Nikt już nie narzeka na brak prądu i wody
„Na naszych oczach dzieje się tragedia starszych ludzi. Nasze działki nie mają sensu bez wody, cała nasza praca, którą wykonaliśmy przez lata, wkrótce pójdzie na marne” - w ten sposób część działkowców opisywała w mediach w 2019 roku sytuację w ROD „Związkowiec”. Ale dzięki wprowadzeniu zarządu komisarycznego udało się zaprowadzić porządek w dokumentacji, zmodernizować infrastrukturę i wyprowadzić wszystko na prostą. Dziś wody i prądu nie brakuje. Wiele pracy włożył w to duet prezesek „Związkowca”: obecna - Edyta Mądrawska oraz była - Bożena Majchrzak.
Wsparcie od miasta
- Za około 378 tys. zł przeprowadziliśmy elektryfikację całego ogrodu, za co dziękuję prezydentowi Januszowi Kubickiemu i radnym miasta, bo dostrzegli nasze potrzeby w tej palącej kwestii i wsparli 55 tys. zł dofinansowania - zaznacza E. Mądrawska. Ale to nie wszystko. - Za około 65 tys. zł zmodyfikowaliśmy sieć wodną, naprawiliśmy hydrofornię i ustawiliśmy cztery nowe zbiorniki ciśnieniowe, każdy o pojemności 10 tys. litrów. Do tego doszedł kapitalny remont pompy oraz studni, której odwiert sięga obecnie 80 metrów przy lustrze wody na 40. Dziś wody nie brakuje, ale jesteśmy też w trakcie zakładania wodomierzy, aby ograniczyć jej zużycie. Myślę, że w obecnych czasach, gdy zmagamy się z niedoborami, jest to bardzo ważne - przekonuje pani prezes.
Rekreacja i uprawa
B. Majchrzak formalnie opuściła „Związkowca”, jest teraz przewodniczącą kolegium prezesów ogrodów działkowych w Zielonej Górze. Podkreśla jednak, że opanowanie kryzysu dało jej wiele satysfakcji. - Gdy widzę efekty, wiem że było warto - tłumaczy. - Dzięki temu wszystkie 327 kwater jest zagospodarowanych przez zielonogórzan. Często to młodzi ludzie, którzy kupowali działki w celach rekreacyjnych, a dziś zaczęli uprawiać warzywa. Widać, że młodsze pokolenia myślą bardziej ekologicznie, stawiają na zdrowy tryb życia. Własna działka jest tego świetnym dopełnieniem, szczególnie że w poszczególnych ogrodach tworzą się społeczności, które wzajemnie się wspierają. Cieszę się, że władze Zielonej Góry w swoich działaniach to dostrzegają.
W „Związkowcu” nikt nie osiada na laurach.
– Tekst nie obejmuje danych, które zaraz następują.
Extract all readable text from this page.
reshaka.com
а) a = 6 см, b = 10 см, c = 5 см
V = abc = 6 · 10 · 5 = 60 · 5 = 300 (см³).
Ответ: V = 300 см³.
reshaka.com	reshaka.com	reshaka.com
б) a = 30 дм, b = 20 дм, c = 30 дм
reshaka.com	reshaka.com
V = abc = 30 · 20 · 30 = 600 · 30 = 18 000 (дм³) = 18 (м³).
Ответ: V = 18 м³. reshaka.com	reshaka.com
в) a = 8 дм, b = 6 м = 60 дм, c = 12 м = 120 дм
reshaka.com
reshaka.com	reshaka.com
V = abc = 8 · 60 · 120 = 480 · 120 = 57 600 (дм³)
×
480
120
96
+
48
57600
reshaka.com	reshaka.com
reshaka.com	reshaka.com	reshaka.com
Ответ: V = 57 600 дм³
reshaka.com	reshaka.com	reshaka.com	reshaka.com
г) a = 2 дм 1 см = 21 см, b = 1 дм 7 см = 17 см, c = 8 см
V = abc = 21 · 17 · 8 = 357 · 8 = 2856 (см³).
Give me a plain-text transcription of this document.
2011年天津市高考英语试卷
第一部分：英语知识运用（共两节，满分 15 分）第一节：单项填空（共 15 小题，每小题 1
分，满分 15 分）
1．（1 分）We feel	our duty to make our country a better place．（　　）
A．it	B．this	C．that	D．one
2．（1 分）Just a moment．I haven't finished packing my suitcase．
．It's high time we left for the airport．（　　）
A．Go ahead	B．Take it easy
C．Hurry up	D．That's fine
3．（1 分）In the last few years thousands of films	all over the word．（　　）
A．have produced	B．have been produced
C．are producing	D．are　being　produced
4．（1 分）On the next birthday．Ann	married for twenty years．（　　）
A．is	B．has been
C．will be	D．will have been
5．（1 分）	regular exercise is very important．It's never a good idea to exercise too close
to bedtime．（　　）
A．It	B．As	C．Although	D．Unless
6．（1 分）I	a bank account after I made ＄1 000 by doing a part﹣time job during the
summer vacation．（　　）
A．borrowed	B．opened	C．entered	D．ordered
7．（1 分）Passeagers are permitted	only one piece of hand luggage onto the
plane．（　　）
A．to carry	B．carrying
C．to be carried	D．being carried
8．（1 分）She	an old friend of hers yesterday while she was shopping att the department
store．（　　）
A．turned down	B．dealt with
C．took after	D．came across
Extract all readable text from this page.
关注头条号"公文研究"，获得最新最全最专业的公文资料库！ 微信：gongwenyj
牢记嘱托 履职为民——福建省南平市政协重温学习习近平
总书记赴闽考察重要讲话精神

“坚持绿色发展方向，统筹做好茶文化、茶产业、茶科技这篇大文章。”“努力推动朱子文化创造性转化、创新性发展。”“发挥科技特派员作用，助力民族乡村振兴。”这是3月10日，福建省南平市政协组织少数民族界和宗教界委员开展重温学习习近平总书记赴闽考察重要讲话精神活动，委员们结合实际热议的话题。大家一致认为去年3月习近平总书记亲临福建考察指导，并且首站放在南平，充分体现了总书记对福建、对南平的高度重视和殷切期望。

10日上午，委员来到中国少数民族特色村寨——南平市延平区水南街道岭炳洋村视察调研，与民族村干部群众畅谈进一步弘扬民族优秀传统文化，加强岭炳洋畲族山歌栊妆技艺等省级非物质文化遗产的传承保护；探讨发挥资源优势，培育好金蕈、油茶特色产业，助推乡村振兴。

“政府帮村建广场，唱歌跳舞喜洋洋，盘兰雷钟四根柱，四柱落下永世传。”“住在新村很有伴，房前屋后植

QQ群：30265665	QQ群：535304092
Wspólnie z ROD „Leśne Oczko” działkowcy starają się o dofinasowanie ze środków unijnych z Agencji Restrukturyzacji i Modernizacji Rolnictwa. Może ono sięgnąć nawet 100 tys. zł. - Chcielibyśmy stworzyć domki dla owadów, budki lęgowe, wiatę integracyjną, tablice edukacyjne. Mam nadzieję, że nam się uda - mówi E. Mądrawska.
Na sukces liczy również pani Bożena: - Mamy duże merytoryczne wsparcie Mariana Pasińskiego, prezesa naszego okręgu działkowców. W razie potrzeby na pewno podzielimy się wiedzą i pomożemy innym ogrodom działkowym w Zielonej Górze - zapowiada B. Majchrzak.